Memorial Day is a national holiday intended to honor our men and women who died while in the military service. As we pause to honor those who have made the ultimate sacrifice for the rest of us, let us also appreciate those that have been prepared to make that ultimate sacrifice, yet ultimately were not called upon to do so.
As a nation we citizens ask our young among us to serve their country voluntarily. We ask them to do our nation’s bidding, regardless of their background, race, gender, religion or political ideology. As a nation we ask them to leave their friends, families and hometowns, and to risk life and limb so that we, as their fellow citizens, may continue to prosper and enjoy our cherished civil liberties. Indeed, the notion of the citizen soldier is at the very core of our national ideology.
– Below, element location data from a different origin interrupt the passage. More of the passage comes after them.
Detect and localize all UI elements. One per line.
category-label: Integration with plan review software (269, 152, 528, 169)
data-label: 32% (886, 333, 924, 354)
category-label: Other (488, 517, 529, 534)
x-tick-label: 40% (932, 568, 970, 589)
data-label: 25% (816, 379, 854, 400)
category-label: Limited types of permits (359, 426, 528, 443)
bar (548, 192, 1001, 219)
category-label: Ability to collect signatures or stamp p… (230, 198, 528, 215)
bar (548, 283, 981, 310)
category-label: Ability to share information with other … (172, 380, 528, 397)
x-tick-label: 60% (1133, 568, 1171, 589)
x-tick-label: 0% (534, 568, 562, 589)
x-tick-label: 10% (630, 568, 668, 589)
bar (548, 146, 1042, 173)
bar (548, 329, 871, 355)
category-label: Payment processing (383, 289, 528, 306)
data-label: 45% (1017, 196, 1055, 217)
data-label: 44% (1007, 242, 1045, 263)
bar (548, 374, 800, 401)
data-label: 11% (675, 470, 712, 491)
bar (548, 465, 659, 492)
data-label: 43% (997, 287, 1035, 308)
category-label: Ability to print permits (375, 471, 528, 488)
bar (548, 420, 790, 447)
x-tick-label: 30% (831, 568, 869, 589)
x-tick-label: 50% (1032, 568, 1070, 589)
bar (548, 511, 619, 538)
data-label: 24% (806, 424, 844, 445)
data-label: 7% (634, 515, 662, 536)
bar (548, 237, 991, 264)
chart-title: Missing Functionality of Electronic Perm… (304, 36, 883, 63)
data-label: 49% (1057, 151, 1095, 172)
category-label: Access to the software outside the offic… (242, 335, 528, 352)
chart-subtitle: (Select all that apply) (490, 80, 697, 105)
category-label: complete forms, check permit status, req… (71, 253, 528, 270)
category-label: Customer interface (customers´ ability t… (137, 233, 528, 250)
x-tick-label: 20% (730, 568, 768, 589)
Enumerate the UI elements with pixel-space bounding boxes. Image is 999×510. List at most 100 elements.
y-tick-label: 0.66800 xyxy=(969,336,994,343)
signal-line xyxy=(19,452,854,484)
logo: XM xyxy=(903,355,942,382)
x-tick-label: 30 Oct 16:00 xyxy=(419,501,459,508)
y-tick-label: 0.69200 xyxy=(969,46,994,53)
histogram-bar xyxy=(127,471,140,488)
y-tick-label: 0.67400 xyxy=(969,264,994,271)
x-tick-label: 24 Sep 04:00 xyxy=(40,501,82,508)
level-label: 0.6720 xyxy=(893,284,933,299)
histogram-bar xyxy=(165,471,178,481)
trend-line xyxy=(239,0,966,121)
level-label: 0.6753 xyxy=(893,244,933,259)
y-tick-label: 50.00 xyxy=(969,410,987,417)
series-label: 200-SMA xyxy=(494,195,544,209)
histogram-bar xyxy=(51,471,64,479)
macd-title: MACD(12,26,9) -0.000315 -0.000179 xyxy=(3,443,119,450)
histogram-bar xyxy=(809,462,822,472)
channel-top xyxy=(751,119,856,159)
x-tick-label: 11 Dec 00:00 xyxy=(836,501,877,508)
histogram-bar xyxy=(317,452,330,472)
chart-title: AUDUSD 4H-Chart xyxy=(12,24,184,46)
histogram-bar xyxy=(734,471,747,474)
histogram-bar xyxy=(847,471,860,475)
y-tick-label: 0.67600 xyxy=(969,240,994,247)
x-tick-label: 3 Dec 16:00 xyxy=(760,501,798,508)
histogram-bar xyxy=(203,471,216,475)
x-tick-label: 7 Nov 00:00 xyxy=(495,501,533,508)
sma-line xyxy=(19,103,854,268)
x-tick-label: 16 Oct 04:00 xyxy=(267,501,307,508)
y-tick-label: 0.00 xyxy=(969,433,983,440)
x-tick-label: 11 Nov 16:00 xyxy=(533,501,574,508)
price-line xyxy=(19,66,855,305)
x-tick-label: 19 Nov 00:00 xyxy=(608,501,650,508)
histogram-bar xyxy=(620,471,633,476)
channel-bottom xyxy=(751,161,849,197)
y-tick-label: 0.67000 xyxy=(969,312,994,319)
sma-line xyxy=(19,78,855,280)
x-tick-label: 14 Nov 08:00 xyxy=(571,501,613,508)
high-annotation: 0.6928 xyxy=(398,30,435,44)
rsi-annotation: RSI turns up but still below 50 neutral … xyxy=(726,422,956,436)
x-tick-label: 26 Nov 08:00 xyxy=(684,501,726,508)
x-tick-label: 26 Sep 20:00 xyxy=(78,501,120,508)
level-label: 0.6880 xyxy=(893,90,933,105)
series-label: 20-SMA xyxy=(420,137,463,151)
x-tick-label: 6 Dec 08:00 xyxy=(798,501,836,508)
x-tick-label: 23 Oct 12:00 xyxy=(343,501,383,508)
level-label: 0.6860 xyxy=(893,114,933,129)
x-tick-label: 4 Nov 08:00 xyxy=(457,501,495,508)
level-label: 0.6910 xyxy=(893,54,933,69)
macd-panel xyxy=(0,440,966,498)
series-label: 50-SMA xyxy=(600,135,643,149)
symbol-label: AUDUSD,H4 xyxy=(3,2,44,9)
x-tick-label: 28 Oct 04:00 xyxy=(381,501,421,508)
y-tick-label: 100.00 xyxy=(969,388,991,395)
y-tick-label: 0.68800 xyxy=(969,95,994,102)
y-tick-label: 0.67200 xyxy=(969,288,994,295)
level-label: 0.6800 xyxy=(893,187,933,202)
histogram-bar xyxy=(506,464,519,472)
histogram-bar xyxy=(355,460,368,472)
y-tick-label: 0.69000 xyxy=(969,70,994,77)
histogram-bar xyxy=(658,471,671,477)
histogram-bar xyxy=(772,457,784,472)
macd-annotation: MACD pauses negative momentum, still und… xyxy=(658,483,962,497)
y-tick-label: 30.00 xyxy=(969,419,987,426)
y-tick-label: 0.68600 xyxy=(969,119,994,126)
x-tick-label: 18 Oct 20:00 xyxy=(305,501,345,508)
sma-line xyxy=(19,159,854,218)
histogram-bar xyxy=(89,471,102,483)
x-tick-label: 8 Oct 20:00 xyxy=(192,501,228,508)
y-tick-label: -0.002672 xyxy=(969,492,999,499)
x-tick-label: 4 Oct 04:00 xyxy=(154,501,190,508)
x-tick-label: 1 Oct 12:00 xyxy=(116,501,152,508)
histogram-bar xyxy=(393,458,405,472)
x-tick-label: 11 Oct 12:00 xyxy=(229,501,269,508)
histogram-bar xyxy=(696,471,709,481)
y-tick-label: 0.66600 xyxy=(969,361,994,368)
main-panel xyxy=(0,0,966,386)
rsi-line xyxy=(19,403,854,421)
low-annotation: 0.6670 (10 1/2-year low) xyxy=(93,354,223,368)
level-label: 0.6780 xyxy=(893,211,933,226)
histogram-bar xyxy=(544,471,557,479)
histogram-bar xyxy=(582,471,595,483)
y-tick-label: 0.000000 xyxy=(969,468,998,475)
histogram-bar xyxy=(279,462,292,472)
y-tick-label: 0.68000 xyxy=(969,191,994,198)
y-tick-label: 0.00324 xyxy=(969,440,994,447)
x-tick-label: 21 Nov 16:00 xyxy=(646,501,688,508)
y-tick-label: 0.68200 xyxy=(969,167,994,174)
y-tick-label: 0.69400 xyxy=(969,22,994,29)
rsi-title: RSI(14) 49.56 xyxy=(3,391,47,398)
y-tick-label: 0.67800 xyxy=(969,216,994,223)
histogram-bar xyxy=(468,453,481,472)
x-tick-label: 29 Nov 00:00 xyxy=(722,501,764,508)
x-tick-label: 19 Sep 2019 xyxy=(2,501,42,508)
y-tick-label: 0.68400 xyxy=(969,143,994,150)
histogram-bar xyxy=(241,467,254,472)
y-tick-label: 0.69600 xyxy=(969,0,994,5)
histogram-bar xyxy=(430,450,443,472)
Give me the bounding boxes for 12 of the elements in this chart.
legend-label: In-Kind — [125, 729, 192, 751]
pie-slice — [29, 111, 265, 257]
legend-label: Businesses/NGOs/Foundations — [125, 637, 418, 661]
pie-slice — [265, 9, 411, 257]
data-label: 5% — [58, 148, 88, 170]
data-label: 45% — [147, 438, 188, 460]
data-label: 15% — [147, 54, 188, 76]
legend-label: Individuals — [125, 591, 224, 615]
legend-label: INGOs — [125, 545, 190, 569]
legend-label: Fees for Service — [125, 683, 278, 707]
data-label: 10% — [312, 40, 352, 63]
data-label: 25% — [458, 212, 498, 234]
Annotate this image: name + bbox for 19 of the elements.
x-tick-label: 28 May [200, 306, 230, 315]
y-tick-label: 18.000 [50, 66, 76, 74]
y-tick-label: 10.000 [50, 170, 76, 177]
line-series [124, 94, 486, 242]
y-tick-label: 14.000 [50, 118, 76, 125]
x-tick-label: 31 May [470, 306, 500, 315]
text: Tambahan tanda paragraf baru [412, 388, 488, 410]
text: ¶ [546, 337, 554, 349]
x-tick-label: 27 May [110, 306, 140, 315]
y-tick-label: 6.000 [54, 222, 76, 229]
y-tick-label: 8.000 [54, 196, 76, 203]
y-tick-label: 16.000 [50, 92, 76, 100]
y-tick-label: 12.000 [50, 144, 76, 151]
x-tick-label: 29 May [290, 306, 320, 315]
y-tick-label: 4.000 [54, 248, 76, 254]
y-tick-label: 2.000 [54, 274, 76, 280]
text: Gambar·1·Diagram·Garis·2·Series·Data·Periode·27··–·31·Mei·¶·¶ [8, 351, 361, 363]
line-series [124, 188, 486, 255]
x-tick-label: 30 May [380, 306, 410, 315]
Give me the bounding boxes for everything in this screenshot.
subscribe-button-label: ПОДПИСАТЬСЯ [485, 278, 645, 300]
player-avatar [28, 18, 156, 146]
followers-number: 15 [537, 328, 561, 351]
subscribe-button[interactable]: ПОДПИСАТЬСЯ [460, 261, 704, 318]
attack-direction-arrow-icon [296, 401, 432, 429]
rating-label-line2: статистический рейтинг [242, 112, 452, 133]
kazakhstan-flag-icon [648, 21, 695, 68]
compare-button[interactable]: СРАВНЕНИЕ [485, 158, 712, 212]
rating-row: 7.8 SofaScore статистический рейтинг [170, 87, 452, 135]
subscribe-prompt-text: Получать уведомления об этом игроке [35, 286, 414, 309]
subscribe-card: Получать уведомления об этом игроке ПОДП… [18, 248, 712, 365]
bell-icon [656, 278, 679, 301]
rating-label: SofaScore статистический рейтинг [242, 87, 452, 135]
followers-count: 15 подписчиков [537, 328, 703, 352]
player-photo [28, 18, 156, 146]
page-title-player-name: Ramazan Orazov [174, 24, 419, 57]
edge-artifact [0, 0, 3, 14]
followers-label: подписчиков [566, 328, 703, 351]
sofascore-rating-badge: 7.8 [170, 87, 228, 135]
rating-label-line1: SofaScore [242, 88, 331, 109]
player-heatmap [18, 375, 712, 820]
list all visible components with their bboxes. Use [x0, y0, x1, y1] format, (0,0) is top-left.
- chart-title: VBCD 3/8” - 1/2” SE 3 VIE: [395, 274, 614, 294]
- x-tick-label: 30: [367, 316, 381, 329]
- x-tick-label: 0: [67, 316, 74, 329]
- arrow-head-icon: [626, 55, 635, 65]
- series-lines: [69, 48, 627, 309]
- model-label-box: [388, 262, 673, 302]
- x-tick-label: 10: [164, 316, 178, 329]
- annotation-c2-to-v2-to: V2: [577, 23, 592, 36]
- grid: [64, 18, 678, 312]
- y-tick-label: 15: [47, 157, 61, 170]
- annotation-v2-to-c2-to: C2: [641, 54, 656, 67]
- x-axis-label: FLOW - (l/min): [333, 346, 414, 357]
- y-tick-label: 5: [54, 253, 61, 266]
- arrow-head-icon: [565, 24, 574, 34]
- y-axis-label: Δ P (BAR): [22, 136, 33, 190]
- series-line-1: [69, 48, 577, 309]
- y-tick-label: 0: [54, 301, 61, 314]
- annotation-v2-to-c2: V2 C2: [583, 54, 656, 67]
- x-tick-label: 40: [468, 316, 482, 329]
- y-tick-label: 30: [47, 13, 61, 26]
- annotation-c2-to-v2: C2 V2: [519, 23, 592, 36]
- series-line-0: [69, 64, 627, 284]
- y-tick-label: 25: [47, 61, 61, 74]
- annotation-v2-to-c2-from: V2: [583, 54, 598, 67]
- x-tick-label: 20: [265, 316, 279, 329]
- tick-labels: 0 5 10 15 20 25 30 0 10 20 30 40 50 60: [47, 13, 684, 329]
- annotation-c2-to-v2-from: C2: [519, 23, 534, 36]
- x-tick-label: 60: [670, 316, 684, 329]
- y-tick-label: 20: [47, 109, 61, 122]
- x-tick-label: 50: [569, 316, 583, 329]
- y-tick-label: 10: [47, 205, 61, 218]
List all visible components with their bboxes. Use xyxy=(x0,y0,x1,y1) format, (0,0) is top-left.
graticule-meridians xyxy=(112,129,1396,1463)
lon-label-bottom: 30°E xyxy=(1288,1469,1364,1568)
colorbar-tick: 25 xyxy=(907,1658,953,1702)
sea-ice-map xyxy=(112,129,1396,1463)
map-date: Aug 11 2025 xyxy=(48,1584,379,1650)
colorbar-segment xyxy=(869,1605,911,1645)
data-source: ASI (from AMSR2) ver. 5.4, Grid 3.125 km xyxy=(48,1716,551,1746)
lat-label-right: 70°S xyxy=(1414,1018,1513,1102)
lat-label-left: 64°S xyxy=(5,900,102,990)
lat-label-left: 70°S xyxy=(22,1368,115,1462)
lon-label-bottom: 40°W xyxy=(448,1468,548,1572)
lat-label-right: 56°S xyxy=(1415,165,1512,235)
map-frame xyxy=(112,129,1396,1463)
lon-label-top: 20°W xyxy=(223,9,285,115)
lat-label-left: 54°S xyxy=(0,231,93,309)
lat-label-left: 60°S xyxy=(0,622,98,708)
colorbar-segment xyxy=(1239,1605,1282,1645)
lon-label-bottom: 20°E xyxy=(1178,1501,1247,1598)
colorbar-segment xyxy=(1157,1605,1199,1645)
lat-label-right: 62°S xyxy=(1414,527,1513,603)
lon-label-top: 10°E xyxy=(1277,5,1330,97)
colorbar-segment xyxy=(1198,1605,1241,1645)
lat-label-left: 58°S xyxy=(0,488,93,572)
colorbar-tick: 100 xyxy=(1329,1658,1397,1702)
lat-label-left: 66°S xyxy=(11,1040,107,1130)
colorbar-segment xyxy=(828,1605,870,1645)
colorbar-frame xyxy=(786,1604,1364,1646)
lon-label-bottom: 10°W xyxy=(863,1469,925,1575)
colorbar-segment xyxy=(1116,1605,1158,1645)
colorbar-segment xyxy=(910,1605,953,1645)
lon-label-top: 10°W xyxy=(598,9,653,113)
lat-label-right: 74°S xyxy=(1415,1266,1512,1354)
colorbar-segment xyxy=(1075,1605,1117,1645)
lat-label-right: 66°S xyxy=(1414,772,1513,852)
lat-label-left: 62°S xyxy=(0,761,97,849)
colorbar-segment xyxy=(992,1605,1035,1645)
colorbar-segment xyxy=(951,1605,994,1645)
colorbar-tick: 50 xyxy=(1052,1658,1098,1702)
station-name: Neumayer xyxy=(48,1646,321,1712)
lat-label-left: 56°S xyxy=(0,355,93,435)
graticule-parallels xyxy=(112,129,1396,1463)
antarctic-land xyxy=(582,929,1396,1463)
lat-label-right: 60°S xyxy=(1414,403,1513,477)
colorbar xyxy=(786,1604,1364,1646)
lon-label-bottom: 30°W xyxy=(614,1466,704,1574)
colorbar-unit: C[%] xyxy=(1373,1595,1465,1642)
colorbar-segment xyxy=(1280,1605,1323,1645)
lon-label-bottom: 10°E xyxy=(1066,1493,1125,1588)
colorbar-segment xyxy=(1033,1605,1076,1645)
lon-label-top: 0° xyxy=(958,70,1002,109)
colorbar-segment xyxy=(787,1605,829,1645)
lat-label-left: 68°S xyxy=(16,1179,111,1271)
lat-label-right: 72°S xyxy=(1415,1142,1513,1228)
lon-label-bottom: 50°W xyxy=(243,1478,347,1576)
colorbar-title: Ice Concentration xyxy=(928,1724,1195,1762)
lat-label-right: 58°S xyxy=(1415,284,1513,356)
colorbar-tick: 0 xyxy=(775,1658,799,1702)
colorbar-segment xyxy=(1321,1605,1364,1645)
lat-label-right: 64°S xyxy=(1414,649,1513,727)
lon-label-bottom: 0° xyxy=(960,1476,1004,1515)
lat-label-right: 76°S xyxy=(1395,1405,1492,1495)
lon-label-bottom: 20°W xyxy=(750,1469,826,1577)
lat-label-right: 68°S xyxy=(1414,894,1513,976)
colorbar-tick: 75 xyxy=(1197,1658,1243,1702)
In doing our bidding, our military has become particularly skilled at taking our youth and transforming them into our warriors. Billions of dollars are spent every year to develop and maintain our all volunteer military. The various services recruit individuals from all walks then through great expense and deliberate process, socialize them into our national military instrument of power. This process, this ideology, and our citizen soldier, has served us well throughout our history.
Yet as a nation, we take much less care and show much less concern for our citizen soldiers when they hang up their uniform. We expect them to return to the way they were. We expect them to somehow undo the processes and experiences that transformed them into our agents of military might. As our Soldiers, Sailors, Marines, and Airmen return to civilian life, in some cases abruptly and unexpectedly, they often find themselves no longer “fitting” with their civilian peer group counterparts. Their socialized view of the world and their experiences represent a markedly different perspective. In many cases these socialized service men and women find it difficult to even fit in with former peers groups in which they previously belonged. When we consider those that experienced combat or even more dramatic, those that have experience the lasting imprint of combat (i.e., service disabled either physically or psychologically), the problem is compounded immensely.
While the military works hard at transition assistance and the Veteran’s Administration has many worthwhile programs to help veterans find jobs and even retrain for new jobs, we as citizens need to do more to re-assimilate our soldiers back into our communities. As a society, we seem to assume that post-military transition is largely the realm and primary responsibility of the military and the Veterans Administration. I suggest it is our responsibility as citizens. We asked these men and women to transition into our warriors, now let’s go beyond placing a yellow magnetic ribbon on our vehicles and embrace their return to our communities through action. We as citizens must open wide the doors of our businesses, organizations, communities, and hearts. Welcome home Soldier, Sailor, Marine, and Airman and thanks for your service.